抜歯を伴う矯正においてワイヤー矯正が検討される理由

歯を並べるスペースを作るために抜歯を行う場合、歯を大きく平行に移動させる必要があります。このようなケースにおいて、ワイヤー矯正には以下のような特徴があります。

  • 大きな移動への対応力:ワイヤー矯正は、歯の根元から全体を平行に移動させる「歯体移動」に適した構造を持っています。
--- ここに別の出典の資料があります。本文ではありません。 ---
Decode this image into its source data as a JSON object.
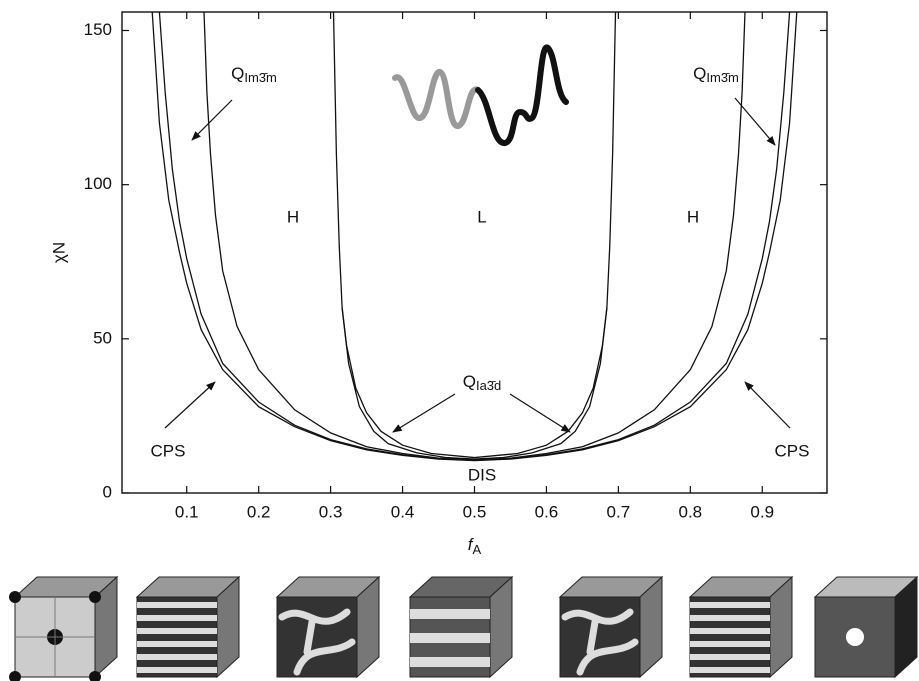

抜歯によって生じた大きな隙間を閉じる際、歯が傾くのを抑えながら移動させることが可能です。
  • 多角的な噛み合わせの調整:見た目の改善だけでなく、上下の噛み合わせや顎の動きを含めた、総合的な微調整を行いやすいとされています。
  • 細かなコントロール:ワイヤーの調整により、ミリ単位で歯の位置をコントロールできるため、複雑な症例においても計画的な治療を目指すことができます。

デジタル技術を活用した精密な診断

「痛い」「目立つ」「期間が長い」といった従来のワイヤー矯正のイメージも、近年の技術活用により変化しています。

例えば、口腔内スキャナーによる精密な型取りや、3Dシミュレーションソフトを用いた治療計画の立案を導入する医院が増えています。これにより、事前の精密な診断が可能となり、個々の症例に応じた効率的な歯の移動シミュレーションを行うことで、より精度の高い治療計画の立案に役立てられています。

※注意点
デジタル技術によるシミュレーションは、治療の精度向上を目的としており、治療期間の短縮や痛みの軽減を直接的に保証するものではありません。

また、目立ちにくい白いブラケットや裏側矯正(舌側矯正)といった選択肢もあり、患者さんのライフスタイルに合わせた提案が行われています。

自由診療について(費用・リスクの目安)

ワイヤー矯正およびマウスピース矯正は、原則として保険適用外の自由診療となります。

  • 費用の目安
    • 矯正治療費:77万円程度〜(税込)
    • 精密検査料:55,000円(税込)が別途発生します。
    • ※この他、毎回の調整料などが別途かかる場合があります。治療内容や症例により総額は異なります。
  • 主なリスク・副作用
    • 治療初期の痛み、不快感、口内炎が生じることがあります。
    • 装置の装着によりブラッシングがしにくくなるため、虫歯・歯周病のリスクが高まる可能性があります。
    • 歯の移動に伴い、歯根吸収や歯肉退縮が起こる可能性があります。
    • 治療後の保定装置(リテーナー)の装着を怠った場合、後戻りが発生するリスクがあります。

歯科医師と相談し、納得のいく選択を

マウスピース矯正を希望されている場合でも、お口の状態(抜歯の有無や骨格的な要因)によっては、ワイヤー矯正の方が適しているケースがあります。

大切なのは、どちらの手法が優れているかではなく、ご自身の今の状態に対して「どの方法が最も適切か」を見極めることです。デジタル機器を用いた診断や、丁寧なカウンセリングを行っている歯科医院を選び、メリット・デメリットを十分に理解した上で治療法を選択してください。

※本記事は一般的な考え方に基づく情報提供です。個別の診断や最適な治療方法については、必ず医療機関にてご相談ください。